Just this month, HALOCK saw its first incident of a high school that fell victim to a Distributed Denial of Service (DDoS) attack. Existing internet users inside the school could continue to work, but the outbound internet pipe became so clogged that no new browser sessions could be opened, impacting productivity of students and staff alike. DDoS attacks have become front page news as of late, but usually come from perpetrators wanting to:

  • Disrupt a business with whom they compete
  • Collapse traditional protections like firewalls so that they can steal financial data, intellectual property or personal information that has some economic value
  • Vandalize an organization that offends the perpetrator’s moral sensibilities.

Banks, on-line retailers, defense contractors, web-based businesses like Spamhaus just in the last few weeks: these are the organizations that are the most obvious and common victims of DDoS attacks — but high schools? High schools don’t have money. They have some personal information, but nothing special. A high school student’s Social Security number (SSN) is hardly as valuable as one belonging to an income-earning adult. They certainly don’t have any intellectual property that isn’t in the public domain already. Whom do they offend? Political extremists? I’ll tell you who… some of the students who associate the school as the source of all their coming-of-age angst. Homework, awkward social situations, etc… let’s face it, high school can be a drag for a lot of kids. It’s easy to imagine some young hacker trying to impress his/her friends by taking down their school’s internet connection. The consequences here wouldn’t seemingly be too great: a mild annoyance, to be sure, but not likely enough of a pain for a high-school to buy some DDoS protection, especially when most are struggling for enough budget to buy adequate bandwidth, a good firewall or endpoint protection: some of the more basic networking needs.

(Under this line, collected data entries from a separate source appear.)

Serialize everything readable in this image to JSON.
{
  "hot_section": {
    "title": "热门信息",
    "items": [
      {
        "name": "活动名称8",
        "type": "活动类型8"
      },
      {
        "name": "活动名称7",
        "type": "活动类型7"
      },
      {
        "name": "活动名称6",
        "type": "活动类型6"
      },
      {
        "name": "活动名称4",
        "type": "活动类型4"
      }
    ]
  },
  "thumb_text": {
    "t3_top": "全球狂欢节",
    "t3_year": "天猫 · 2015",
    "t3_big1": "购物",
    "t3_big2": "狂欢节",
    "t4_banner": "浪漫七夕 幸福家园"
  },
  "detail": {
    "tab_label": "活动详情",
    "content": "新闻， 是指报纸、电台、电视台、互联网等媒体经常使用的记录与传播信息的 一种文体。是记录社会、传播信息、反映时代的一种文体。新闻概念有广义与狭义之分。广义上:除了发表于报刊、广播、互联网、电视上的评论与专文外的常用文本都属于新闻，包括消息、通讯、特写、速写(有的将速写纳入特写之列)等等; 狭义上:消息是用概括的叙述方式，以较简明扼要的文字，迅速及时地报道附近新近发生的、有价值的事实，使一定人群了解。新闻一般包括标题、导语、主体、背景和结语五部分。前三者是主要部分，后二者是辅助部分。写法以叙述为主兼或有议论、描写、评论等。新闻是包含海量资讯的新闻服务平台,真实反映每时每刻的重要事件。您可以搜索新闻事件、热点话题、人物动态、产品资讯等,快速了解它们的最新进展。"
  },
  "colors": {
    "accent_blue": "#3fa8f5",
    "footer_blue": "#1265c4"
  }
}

Not so fast. In the 2013-14 school year, Illinois high school students will be required to take core online tests sanctioned by the Illinois Department of Education to test students’ competency on basic curricula. This is a trend affecting most states. This means high schools are going to have to rely on the internet to train and test children, bringing the issue of protecting critical applications to the forefront. I suspect that this month’s DDoS attack, like the canary in the coal mine, indicates DDoS attacks are going the mainstream. DDoS poses a threat to internet connectivity that is going to impact high schools around the country. Hopefully, administrators will find the budgets necessary to insure that these new critical teaching and testing applications remain operational.